The Ashes lived as nearly to the standard of the unsurfeited gods as mortal money and mortal ingenuity could take them. The Ashes were sensualists. Voluptuaires. Their plunge pool, which was said to have no counterpart in California, was the realization of a Romanesque ecstasy. A bath with the young men and maidens of the Ashe set was the chiefest aspiration of the rapid jeunesse dorée — the youthful part of San Francisco’s fashionable society. In time, the fame of the Ashes as hosts of distinction became worldwide, and their home on Van Ness became a Mecca for many visiting celebrities. Porter’s friendship with actress Lillie Langtry was the source of much gossip.
Porter and his grandiose home would later receive a heaping helping of consternation from one of his chief critics — Ambrose Bierce. He wrote a long, scathing poem about Porter Ashe in his piece in Black Beetles in Amber called “The Van Nessiad.” When Porter sought to build stables on his estate without the permission of the city and against the wishes of his neighbors, Bierce held that the property didn’t need stables for horses as it already housed an ass.
When the marriage ended in 1887 the exquisite, the extravagant mansion was rented and then sold to the W.S. Hobart family. Alice and sister Ella would both have their debut there and, like the Ashes, threw many raucous parties.
Van Ness was originally a quiet residential street, a grand boulevard of wealth and beauty lined with eucalyptus trees. By the 1890s there were many a fine mansion and well known residents including not only the Ashes but the Spreckles, the Neustadters, the Stetsons and the Giannini family.
The avenue was at it’s zenith when the famous shake and bake of 1906 struck. As the earth rumbled and streets shifted so did the gas lines throughout the city. Thousands of homes had gas lines filling their walls and ceilings, branching off the main street lines. With the shaking came breaking of these lines. Van Ness was used as a firebreak by the U.S. Army during the earthquake and fire. Many of the buildings were dynamited along the street by soldiers in an ultimately successful attempt to prevent the firestorm from spreading west to the entire city.
Following the quake, Van Ness served as the temporary commercial center and main thoroughfare of San Francisco, as it ultimately evolved into a busy commercial district in its own right.
City of Paris
The Ashe/Hobart mansion survived the earthquake. Unoccupied at the time, it was within weeks leased to the owners of the upscale City of Paris Department Store who used it for several years as the chain’s headquarters and signature store before returning to its Union Square location. When it moved back downtown, the Ashe-Hobart house again was left to itself, to become the basis of tales of ghosts and mysteries and romance, which grew as years passed. No one would lived there, in spite of its fashionable location. Van Ness gradually was filled with auto showrooms — from four in 1908 to fifty in 1921.

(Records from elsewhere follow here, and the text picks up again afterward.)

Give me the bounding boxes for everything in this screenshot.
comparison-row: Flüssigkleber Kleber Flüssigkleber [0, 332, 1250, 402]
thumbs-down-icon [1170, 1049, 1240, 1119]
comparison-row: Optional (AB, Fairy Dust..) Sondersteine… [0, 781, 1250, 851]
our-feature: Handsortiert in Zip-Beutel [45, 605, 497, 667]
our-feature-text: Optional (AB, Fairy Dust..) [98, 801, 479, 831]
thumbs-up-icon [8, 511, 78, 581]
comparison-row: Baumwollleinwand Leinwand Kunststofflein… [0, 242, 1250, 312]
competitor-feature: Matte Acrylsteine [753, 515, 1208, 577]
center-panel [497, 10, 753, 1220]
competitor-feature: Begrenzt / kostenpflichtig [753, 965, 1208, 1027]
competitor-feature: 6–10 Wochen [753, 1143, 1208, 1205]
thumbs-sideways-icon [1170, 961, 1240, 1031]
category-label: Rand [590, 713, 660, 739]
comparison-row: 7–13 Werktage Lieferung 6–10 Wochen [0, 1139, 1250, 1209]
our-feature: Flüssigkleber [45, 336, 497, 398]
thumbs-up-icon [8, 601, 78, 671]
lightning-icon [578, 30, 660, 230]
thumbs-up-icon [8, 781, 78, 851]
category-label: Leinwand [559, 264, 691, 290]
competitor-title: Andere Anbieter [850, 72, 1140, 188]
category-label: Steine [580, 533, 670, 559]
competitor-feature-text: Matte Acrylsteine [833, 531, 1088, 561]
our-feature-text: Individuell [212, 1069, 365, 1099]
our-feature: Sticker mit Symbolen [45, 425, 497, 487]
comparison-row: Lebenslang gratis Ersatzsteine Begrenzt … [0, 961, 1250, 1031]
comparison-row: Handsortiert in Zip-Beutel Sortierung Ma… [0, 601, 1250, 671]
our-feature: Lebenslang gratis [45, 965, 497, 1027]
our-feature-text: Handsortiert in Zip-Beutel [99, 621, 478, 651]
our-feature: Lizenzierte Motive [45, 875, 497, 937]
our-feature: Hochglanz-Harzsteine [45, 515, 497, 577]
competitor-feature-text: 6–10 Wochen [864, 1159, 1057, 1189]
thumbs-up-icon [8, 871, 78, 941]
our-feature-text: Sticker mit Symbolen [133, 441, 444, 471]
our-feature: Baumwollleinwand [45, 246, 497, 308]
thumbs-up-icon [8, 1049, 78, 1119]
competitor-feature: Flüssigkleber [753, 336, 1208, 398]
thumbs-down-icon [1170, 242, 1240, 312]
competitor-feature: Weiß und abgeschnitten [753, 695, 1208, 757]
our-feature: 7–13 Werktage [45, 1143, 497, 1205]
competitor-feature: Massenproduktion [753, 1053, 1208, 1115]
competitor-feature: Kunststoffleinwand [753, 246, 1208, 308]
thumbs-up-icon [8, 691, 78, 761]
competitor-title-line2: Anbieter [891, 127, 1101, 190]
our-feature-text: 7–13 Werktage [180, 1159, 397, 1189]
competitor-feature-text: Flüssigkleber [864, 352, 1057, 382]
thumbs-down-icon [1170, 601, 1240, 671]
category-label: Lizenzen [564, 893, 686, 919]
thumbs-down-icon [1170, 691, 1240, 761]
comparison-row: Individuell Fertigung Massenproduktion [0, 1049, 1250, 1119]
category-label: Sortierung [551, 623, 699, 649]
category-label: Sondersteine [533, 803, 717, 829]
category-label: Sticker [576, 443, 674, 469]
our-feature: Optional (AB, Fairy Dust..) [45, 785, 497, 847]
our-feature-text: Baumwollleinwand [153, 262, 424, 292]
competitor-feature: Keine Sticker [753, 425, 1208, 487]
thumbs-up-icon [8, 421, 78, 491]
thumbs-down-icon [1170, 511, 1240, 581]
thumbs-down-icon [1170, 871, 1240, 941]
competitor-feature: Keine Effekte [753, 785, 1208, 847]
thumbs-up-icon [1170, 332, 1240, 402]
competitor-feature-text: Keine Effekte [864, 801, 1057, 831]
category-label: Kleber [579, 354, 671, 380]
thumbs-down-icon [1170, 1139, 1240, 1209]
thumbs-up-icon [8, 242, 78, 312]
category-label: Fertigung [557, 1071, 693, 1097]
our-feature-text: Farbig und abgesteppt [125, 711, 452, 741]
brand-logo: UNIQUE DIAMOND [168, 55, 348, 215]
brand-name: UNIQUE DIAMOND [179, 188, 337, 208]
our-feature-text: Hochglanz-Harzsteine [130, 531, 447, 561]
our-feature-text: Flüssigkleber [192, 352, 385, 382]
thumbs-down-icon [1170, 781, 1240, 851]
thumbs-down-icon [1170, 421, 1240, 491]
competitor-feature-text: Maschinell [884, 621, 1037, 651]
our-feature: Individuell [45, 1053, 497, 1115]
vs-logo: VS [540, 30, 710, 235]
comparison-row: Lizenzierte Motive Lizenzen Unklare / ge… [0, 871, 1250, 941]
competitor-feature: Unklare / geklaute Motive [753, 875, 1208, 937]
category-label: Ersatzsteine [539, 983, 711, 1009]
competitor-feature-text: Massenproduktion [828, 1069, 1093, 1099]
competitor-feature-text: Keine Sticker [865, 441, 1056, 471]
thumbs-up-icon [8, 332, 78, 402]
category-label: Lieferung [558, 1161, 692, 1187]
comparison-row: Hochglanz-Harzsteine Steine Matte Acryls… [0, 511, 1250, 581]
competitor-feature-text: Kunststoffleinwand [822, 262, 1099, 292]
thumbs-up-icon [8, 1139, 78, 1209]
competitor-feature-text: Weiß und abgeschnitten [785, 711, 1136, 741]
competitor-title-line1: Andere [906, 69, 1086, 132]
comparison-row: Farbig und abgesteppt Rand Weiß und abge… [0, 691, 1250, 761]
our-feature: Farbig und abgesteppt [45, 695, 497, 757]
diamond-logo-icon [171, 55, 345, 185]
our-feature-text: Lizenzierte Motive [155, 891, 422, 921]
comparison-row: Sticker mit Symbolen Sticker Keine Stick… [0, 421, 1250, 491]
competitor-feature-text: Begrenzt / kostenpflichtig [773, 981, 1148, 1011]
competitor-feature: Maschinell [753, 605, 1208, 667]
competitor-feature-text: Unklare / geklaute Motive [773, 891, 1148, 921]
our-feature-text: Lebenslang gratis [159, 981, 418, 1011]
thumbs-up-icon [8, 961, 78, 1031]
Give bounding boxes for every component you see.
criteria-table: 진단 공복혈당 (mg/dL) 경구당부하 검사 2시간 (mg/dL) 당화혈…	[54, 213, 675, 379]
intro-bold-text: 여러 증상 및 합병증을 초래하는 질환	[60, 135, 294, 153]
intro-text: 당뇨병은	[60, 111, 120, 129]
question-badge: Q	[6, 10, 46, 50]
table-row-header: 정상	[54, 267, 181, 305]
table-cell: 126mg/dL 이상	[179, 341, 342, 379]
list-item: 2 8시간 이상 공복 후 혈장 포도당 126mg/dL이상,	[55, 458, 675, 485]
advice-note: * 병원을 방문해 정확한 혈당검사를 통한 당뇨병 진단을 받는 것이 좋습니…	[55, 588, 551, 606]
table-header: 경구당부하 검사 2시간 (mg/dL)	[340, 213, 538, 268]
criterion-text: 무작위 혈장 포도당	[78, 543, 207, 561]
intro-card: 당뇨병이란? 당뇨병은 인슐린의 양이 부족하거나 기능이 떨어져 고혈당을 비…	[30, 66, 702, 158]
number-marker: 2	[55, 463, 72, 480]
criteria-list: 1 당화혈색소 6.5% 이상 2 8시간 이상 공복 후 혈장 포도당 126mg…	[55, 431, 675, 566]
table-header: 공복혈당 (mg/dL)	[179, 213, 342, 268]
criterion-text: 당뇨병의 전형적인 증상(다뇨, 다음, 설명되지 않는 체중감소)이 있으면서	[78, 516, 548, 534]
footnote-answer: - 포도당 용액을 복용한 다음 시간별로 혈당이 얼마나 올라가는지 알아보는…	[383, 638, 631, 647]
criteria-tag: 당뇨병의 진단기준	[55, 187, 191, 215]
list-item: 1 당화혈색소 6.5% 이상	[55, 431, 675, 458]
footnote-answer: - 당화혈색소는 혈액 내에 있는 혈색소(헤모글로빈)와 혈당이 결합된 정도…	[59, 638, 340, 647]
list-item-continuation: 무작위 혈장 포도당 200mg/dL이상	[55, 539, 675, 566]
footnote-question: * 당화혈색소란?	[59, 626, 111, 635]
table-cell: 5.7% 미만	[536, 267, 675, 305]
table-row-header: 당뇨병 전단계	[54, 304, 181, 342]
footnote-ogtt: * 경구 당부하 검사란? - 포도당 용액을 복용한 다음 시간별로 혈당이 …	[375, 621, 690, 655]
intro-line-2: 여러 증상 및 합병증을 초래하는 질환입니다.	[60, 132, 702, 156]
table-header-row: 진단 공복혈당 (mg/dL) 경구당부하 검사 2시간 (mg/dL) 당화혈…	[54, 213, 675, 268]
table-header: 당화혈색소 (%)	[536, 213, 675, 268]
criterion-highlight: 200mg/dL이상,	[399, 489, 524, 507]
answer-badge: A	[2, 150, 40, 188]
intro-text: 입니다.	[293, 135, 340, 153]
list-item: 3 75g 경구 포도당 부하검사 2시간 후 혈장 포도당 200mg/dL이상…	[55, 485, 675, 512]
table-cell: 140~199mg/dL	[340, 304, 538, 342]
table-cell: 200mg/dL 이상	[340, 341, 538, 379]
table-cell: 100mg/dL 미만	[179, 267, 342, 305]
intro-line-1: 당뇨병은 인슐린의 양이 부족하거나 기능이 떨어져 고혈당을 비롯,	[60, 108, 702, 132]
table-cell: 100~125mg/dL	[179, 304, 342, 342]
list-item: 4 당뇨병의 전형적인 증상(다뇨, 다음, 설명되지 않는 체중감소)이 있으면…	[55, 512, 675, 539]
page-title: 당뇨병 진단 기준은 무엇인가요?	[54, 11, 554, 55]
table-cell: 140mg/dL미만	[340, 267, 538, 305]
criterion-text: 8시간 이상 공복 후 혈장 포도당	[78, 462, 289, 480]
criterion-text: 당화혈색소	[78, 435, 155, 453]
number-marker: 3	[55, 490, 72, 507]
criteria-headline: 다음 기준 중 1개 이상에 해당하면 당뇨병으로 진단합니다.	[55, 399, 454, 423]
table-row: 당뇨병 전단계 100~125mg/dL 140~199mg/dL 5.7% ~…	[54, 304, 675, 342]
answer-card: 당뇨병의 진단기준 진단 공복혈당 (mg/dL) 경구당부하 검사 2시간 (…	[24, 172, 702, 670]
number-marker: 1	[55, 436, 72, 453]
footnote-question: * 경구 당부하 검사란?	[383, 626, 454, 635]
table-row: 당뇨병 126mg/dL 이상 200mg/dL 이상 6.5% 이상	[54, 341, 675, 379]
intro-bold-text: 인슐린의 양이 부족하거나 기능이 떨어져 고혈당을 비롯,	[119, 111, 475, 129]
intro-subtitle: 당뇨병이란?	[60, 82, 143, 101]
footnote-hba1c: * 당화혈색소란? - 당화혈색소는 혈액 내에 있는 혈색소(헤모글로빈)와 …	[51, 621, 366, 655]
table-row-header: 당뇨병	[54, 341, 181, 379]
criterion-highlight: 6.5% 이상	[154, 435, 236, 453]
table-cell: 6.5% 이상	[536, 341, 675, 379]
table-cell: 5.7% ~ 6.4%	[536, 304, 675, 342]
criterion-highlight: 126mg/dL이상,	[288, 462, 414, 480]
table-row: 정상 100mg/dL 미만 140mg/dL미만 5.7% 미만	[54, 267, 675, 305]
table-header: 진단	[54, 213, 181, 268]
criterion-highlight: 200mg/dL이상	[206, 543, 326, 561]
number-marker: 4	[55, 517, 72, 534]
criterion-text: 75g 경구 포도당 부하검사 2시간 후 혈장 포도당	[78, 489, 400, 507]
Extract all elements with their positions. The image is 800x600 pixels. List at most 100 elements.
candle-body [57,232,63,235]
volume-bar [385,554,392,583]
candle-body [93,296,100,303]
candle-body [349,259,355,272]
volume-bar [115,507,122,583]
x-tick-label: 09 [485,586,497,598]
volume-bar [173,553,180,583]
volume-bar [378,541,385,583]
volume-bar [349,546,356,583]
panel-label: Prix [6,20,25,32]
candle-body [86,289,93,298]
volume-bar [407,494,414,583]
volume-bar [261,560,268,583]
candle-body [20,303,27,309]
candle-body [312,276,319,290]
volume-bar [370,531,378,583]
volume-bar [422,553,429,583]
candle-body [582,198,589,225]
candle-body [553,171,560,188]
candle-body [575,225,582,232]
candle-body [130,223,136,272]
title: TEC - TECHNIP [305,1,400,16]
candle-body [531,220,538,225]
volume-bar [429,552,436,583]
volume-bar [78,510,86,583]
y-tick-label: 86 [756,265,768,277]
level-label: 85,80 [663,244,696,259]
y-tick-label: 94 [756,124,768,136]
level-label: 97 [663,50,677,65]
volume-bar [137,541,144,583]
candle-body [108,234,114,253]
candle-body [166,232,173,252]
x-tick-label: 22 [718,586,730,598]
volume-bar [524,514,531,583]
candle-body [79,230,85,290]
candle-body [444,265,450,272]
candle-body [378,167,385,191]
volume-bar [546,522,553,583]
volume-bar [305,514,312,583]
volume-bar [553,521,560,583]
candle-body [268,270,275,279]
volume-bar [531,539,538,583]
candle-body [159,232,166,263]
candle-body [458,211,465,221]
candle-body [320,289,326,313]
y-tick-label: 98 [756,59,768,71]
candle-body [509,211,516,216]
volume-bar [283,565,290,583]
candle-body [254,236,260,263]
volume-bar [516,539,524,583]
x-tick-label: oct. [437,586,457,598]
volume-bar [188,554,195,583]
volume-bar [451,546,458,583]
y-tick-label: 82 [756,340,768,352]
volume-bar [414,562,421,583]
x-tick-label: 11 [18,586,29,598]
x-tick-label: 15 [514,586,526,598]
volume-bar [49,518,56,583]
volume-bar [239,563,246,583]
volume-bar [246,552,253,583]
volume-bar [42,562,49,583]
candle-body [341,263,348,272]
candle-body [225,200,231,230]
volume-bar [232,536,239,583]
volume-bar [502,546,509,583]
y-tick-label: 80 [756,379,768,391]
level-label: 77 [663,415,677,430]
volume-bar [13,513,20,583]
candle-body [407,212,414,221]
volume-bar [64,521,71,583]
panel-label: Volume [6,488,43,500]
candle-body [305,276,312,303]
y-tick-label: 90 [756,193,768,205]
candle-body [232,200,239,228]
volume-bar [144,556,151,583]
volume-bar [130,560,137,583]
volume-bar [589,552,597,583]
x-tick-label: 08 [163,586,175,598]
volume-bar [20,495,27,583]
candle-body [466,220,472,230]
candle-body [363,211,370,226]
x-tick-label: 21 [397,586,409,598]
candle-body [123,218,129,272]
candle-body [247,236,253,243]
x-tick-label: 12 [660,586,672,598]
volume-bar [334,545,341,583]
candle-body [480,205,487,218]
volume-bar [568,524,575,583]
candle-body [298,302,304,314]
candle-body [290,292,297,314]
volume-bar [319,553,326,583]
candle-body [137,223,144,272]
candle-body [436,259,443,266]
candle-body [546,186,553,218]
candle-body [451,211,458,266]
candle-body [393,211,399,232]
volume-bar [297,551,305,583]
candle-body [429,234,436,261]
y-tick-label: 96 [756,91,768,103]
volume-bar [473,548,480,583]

On February 10, 1913, in spite of a salt water sprinkler system that was installed, the house “passed out in a blaze of some magnitude.” It was surmised that tramps took over the deserted structure and carelessly left a lit cigarette.
The City of Paris fell victim to the nationwide trend of local department store closures and announced their departure in 1971. Despite several attempts to save the historic building, including a case heard before the California Supreme Court, the building was demolished in 1981 to create room for the current Neiman Marcus department store. As a result of the preservation fight, Neiman Marcus agreed to save the old department store’s glass dome and incorporate the City of Paris’ signature rotunda into their building.